The transition from an acute inflammatory response to acquired immunity is a vulnerable time for the immune system. In order to generate an efficient adaptive immune response to antigen, immature dendritic cells must sample antigen within inflamed tissue and then migrate to the draining lymph node where they present antigen to T cells [45]. This process is spatially separated from the site of inflammation and requires careful chemokine-mediated choreography in order for the appropriate immune cells to encounter each other. During this time stromal elements, largely defined by fibroblasts, attempt to repair damaged tissue. At the resolution of the primary response, a small number of lymphocytes must be retained in order for immune memory to occur. Therefore the successful resolution of an immune response is a tightly regulated balancing act between keeping enough antigen-specific T cells alive to allow a memory response and repair of damaged tissue within the inflammatory microenvironment [2, 46].

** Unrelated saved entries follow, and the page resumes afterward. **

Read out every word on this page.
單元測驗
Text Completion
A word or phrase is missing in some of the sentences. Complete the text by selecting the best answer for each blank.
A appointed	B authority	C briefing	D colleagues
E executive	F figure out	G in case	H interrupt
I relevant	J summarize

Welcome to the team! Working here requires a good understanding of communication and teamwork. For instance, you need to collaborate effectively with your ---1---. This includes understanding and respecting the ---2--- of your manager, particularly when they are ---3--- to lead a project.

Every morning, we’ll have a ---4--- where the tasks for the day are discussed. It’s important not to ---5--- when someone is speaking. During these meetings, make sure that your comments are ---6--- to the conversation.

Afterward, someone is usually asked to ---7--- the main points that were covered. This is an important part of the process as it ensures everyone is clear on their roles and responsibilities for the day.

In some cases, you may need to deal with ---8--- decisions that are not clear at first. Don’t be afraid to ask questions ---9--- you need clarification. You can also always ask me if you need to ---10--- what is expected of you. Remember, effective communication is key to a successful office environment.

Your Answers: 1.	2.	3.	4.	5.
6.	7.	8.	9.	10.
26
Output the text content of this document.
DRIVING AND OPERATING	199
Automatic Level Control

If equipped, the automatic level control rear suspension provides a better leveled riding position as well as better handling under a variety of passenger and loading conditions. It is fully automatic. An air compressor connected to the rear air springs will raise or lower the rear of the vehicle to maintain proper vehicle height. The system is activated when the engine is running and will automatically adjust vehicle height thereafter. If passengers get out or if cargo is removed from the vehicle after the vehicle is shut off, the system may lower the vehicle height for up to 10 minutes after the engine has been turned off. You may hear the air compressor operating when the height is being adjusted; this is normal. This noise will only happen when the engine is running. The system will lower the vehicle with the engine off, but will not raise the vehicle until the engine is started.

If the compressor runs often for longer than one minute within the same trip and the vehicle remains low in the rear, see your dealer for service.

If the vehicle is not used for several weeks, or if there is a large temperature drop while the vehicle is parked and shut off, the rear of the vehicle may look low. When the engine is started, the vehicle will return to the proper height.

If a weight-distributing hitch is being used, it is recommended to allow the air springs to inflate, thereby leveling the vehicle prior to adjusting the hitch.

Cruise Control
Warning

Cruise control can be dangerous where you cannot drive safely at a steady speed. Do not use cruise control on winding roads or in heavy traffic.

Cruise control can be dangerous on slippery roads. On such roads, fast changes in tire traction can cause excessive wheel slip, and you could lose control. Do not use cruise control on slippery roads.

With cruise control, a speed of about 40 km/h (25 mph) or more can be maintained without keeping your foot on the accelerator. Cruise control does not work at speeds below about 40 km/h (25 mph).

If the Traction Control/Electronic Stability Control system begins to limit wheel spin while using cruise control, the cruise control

Based on this central requirement for a small number of lymphocytes to be rescued from apoptosis and retained within a physiologically supportive niche, it is tempting to suggest that chronic inflammation occurs when these two processes are subverted. In such cases the wrong cells (lymphocytes/dendritic cells) accumulate in the wrong place (within tissue) at the wrong time (during the resolution phase of inflammation). Thus chronically inflamed tissue such as the rheumatoid synovium appears to act as a foster home for leucocytes, leading to their inappropriate retention and survival (Fig. 7). This mechanism not only provides a molecular explanation for the similarities between lymphoid aggregates in the rheumatoid synovium and lymphoid tissue, but it also provides a potential functional explanation for the success of anti-TNF therapy in rheumatoid arthritis, since TNF family members are needed for efficient lymph node development [42, 43].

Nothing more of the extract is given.